Where did your story come from? is a question I often ask editing clients. Knowing the writer’s first idea spark can help me see places where the train of writing goals aligns with or runs off the rails. But it also offers me a hint of something writers themselves may not be aware of—the story’s thematic engine.
Writers often mention an emotional event behind this inciting inspiration—something they saw/felt/lived through/overheard. Often, it’s something that to most people would seem unremarkable, but for them, worked like the grains of sand that inspire entire pearls.
What turns one person’s rock into another’s gemstone is a glint of thematic resonance with their own life story. Often, we’re not aware of this consciously. All we know is that this snippet of overheard conversation, or that sighting of a damaged butterfly sticks so persistently it must become story.
"The story must strike a nerve — in me. My heart should start pounding when I hear the first line in my head. I start trembling at the risk." Writer Susan Sontag.
But sometimes, finding the real beating heart of the inspiration takes a bit of digging. The fundamental seed of my middle grade novel Viva, Rose!, came from a childhood memory of seeing a colorful Mexican serape draped over a chair in a bedroom of my great Aunt Hannah’s house in Bensonhurst Brooklyn. Eventually, I realized the serape had to be connected to stories I’d been told about my grandfather’s cousins Rose and Abe who lived in San Antonio Texas. Rose had a lovely singing voice and flaming red hair, and her brother Abe dressed like a cowboy, pool-sharked the locals at the billiard hall, and in his early twenties, defied the restrictions of his Russian immigrant orthodox Jewish family to ride with Pancho Villa’s gang during the Mexican Revolution.
A cowboy relative who’d chosen a life of radical adventure was fun to wonder about. Many years later, I gave my sister a T-shirt with a picture of Pancho Villa’s gang on it, and we joked about which bandito might be our cousin. And then she came back from a trip to Texas with a copy of an article she’d found in a San Antonio library about Abe himself that confirmed our family legends and created some new ones as well.

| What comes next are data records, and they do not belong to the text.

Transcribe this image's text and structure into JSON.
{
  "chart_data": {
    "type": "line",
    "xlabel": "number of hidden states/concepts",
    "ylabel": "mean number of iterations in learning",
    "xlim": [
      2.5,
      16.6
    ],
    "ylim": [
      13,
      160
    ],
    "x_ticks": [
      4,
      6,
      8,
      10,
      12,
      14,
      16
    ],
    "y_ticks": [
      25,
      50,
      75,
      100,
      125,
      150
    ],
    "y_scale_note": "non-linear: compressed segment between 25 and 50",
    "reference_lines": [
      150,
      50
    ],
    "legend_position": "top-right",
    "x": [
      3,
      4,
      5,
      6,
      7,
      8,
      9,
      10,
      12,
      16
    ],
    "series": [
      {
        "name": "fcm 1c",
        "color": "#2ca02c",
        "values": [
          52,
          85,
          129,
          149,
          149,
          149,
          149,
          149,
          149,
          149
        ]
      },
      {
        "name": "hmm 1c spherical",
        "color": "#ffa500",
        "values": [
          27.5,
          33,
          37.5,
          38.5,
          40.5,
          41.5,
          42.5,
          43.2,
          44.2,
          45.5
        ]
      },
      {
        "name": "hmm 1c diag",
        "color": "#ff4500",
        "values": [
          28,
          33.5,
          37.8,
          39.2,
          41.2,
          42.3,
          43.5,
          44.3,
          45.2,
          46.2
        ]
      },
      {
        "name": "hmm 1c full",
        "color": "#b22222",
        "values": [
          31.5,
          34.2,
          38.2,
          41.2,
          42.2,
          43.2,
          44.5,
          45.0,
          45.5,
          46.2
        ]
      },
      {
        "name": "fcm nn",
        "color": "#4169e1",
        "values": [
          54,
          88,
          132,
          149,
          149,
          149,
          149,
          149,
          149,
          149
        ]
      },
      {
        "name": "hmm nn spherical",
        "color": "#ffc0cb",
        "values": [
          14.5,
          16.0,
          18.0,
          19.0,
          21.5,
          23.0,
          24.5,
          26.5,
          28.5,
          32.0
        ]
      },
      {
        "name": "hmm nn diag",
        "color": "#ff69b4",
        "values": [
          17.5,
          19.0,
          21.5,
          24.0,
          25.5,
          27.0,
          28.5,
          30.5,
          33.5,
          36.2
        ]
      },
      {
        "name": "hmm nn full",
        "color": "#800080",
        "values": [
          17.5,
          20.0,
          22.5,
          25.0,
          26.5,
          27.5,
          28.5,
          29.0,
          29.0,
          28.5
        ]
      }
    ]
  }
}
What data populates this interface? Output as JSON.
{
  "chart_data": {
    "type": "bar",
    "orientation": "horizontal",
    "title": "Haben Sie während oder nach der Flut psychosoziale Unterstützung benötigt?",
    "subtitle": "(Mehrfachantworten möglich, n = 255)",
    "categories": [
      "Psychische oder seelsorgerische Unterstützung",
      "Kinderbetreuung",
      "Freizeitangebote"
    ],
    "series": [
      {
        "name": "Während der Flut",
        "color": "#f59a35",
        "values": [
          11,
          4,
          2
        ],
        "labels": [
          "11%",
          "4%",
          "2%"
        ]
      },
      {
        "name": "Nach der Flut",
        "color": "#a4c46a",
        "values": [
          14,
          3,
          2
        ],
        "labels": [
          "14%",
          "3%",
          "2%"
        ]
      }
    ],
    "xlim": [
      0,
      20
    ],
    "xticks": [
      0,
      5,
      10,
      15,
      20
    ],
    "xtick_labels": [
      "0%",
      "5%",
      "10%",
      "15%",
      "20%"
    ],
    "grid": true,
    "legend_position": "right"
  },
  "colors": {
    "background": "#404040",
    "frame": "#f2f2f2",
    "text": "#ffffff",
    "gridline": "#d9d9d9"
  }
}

It was the first story idea I’d ever had that told me it had to be written as a novel. But it wasn’t until I realized that a youthful Rose had to be the protagonist that I was finally able to write it.
So the glimpse of the serape was where this story came from, and the larger-than-life tales of western cousins. But from my down-the-road perspective, I’ve realized that the real reason this idea stuck and grew was the story of personal definition and self-actualization it represented. That’s also why the story didn’t really move for me until I streamed it through Rose. As the younger sibling, she was still tied to her parents’ rules and boundaries as she watched her brother gallop off. In spite of the fact that Abe physically risked his life, she was actually the character with the highest emotional stakes and biggest potential growth arc (essential qualities, btw, for a story’s protagonist).
I don’t think it’s a coincidence that the theme of self-definition appears in some form in every work of fiction I’ve ever written. And if you look over your own work, I bet you’ll also be able to see the glint of your own special thematic resonance shining within them as well.